Changes done in a Swagger "in place" in a given API version are NOT considered to be on those categories, but are bug fixes of the Swagger, and should happen only if the service is still in preview. Swagger adjustments (like missing LRO annotations, adding a default client value, paging configuration, etc.) are only acceptable in preview releases, and the Swagger for a given API version will be frozen after the SDK from it is declared GA. We will NOT then consider a goal to verify we can adapt SDK to those scenarios, and we expect Swagger validation to be done during the various previews, reviews and SDK testing by the service teams before we GA.

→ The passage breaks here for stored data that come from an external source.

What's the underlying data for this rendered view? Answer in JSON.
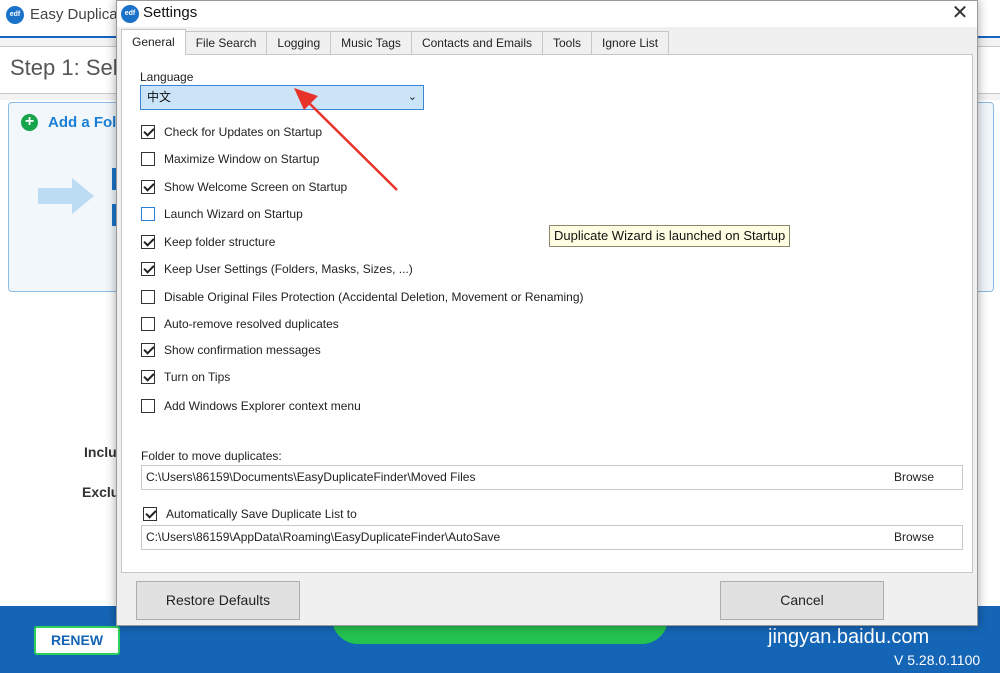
{
  "background": {
    "logo_text": "edf",
    "title": "Easy Duplicat",
    "step_title": "Step 1: Sele",
    "add_folder": "Add a Fol",
    "include_label": "Inclu",
    "exclude_label": "Exclu",
    "renew_label": "RENEW",
    "watermark": "jingyan.baidu.com",
    "version": "V 5.28.0.1100"
  },
  "dialog": {
    "icon_text": "edf",
    "title": "Settings",
    "close_glyph": "✕",
    "tabs": [
      {
        "label": "General",
        "active": true
      },
      {
        "label": "File Search"
      },
      {
        "label": "Logging"
      },
      {
        "label": "Music Tags"
      },
      {
        "label": "Contacts and Emails"
      },
      {
        "label": "Tools"
      },
      {
        "label": "Ignore List"
      }
    ],
    "language_label": "Language",
    "language_value": "中文",
    "options": [
      {
        "label": "Check for Updates on Startup",
        "checked": true
      },
      {
        "label": "Maximize Window on Startup",
        "checked": false
      },
      {
        "label": "Show Welcome Screen on Startup",
        "checked": true
      },
      {
        "label": "Launch Wizard on Startup",
        "checked": false
      },
      {
        "label": "Keep folder structure",
        "checked": true
      },
      {
        "label": "Keep User Settings (Folders, Masks, Sizes, ...)",
        "checked": true
      },
      {
        "label": "Disable Original Files Protection (Accidental Deletion, Movement or Renaming)",
        "checked": false
      },
      {
        "label": "Auto-remove resolved duplicates",
        "checked": false
      },
      {
        "label": "Show confirmation messages",
        "checked": true
      },
      {
        "label": "Turn on Tips",
        "checked": true
      },
      {
        "label": "Add Windows Explorer context menu",
        "checked": false
      }
    ],
    "tooltip": "Duplicate Wizard is launched on Startup",
    "move_folder_label": "Folder to move duplicates:",
    "move_folder_path": "C:\\Users\\86159\\Documents\\EasyDuplicateFinder\\Moved Files",
    "browse_label": "Browse",
    "autosave_label": "Automatically Save Duplicate List to",
    "autosave_checked": true,
    "autosave_path": "C:\\Users\\86159\\AppData\\Roaming\\EasyDuplicateFinder\\AutoSave",
    "restore_defaults": "Restore Defaults",
    "cancel": "Cancel"
  },
  "colors": {
    "accent_blue": "#1565b6",
    "green": "#24c24f",
    "annotation_arrow": "#e8332a",
    "selection_bg": "#cce4f7"
  }
}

While service teams will have requirements on the level of testing they have to do ship a generated data-plane SDK, we want to verify upstream that the codegen is designed in a way to enable the previous scenarios. In order to do that, the autorest.testserver will provide a set of Swagger scenarios that each language needs to implement to show they are prepared for the scenarios.

Scenarios

For the following scenarios, it is not asked that the codegen generate code that takes care of it automatically, but the requirement is that the design is flexible enough for an SDK writer to handcraft it in a "reasonable time". The hand crafting must be documented, and the size of it will determine if we consider the scenario fully supported by codegen or if more investement should be done.

Developer driven evolution

Swagger input: https://github.com/Azure/autorest.testserver/blob/main/swagger/dpg-customization.json

Example of scenarios:

  • Improve a GET method that return raw JSON to return a model
  • Improve a PUT polling method that return raw JSON to return a model
  • Improve a GET paging method that return raw JSON to return a model
  • Improve a POST method that reads a raw JSON to accept a model
  • Breaking the glass / escape hatch. Call an API that has no Swagger definition.

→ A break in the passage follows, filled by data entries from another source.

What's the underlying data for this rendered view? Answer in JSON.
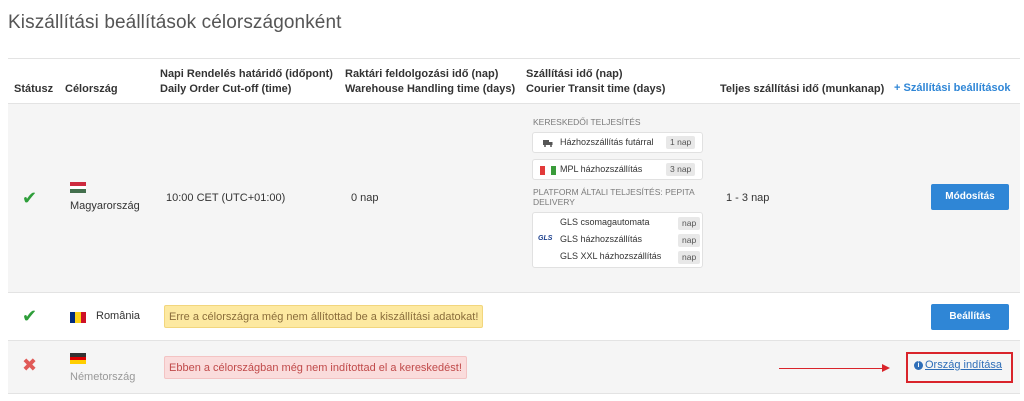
{
  "page": {
    "title": "Kiszállítási beállítások célországonként"
  },
  "headers": {
    "status": "Státusz",
    "country": "Célország",
    "cutoff_hu": "Napi Rendelés határidő (időpont)",
    "cutoff_en": "Daily Order Cut-off (time)",
    "handling_hu": "Raktári feldolgozási idő (nap)",
    "handling_en": "Warehouse Handling time (days)",
    "transit_hu": "Szállítási idő (nap)",
    "transit_en": "Courier Transit time (days)",
    "total": "Teljes szállítási idő (munkanap)",
    "add_link": "Szállítási beállítások",
    "add_icon": "+"
  },
  "rows": [
    {
      "country": "Magyarország",
      "status_icon": "check-icon",
      "cutoff": "10:00 CET (UTC+01:00)",
      "handling": "0 nap",
      "merchant_title": "Kereskedői teljesítés",
      "options": [
        {
          "label": "Házhozszállítás futárral",
          "tag": "1 nap",
          "icon": "truck-icon"
        },
        {
          "label": "MPL házhozszállítás",
          "tag": "3 nap",
          "icon": "mpl-logo-icon"
        }
      ],
      "platform_title": "Platform általi teljesítés: Pepita Delivery",
      "gls_logo": "GLS",
      "gls_options": [
        {
          "label": "GLS csomagautomata",
          "tag": "nap"
        },
        {
          "label": "GLS házhozszállítás",
          "tag": "nap"
        },
        {
          "label": "GLS XXL házhozszállítás",
          "tag": "nap"
        }
      ],
      "total": "1 - 3 nap",
      "action": "Módosítás"
    },
    {
      "country": "România",
      "status_icon": "check-icon",
      "message": "Erre a célországra még nem állítottad be a kiszállítási adatokat!",
      "action": "Beállítás"
    },
    {
      "country": "Németország",
      "status_icon": "cross-icon",
      "message": "Ebben a célországban még nem indítottad el a kereskedést!",
      "action": "Ország indítása",
      "info_icon": "i"
    }
  ],
  "colors": {
    "accent": "#2f86d6",
    "success": "#2e9e3a",
    "danger": "#e05a57",
    "highlight": "#d9242b",
    "warn_bg": "#fde9a1",
    "error_bg": "#fadcdc"
  },
  "status_glyphs": {
    "check": "✔",
    "cross": "✖"
  }
}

The full list can be found here: https://microsoft.sharepoint.com/:x:/t/AzureDeveloperExperience/EX8EMNJ1RyRIkqzrQUUbyoUBo6c_EW05tisOsdTtxxhqVw?e=CSYlhn

Service driven evolution

It is recommended to run those scenarios to generate the SDK with the initial file, and to generate a second time with the update file in place (like if the second file was added later as a new APIVersion). It's important to do it this way, since we are testing what happen when SDK are regenerating from a new Swagger.

Scenarios here are considered acceptable from an Azure breaking change policy

Example of scenarios:

  • A method gets a new optional parameter
  • A new method is added (new path)
  • A new method is added (path existed in the Swagger)
  • A new body type is added (was JSON, and now JSON + JPEG).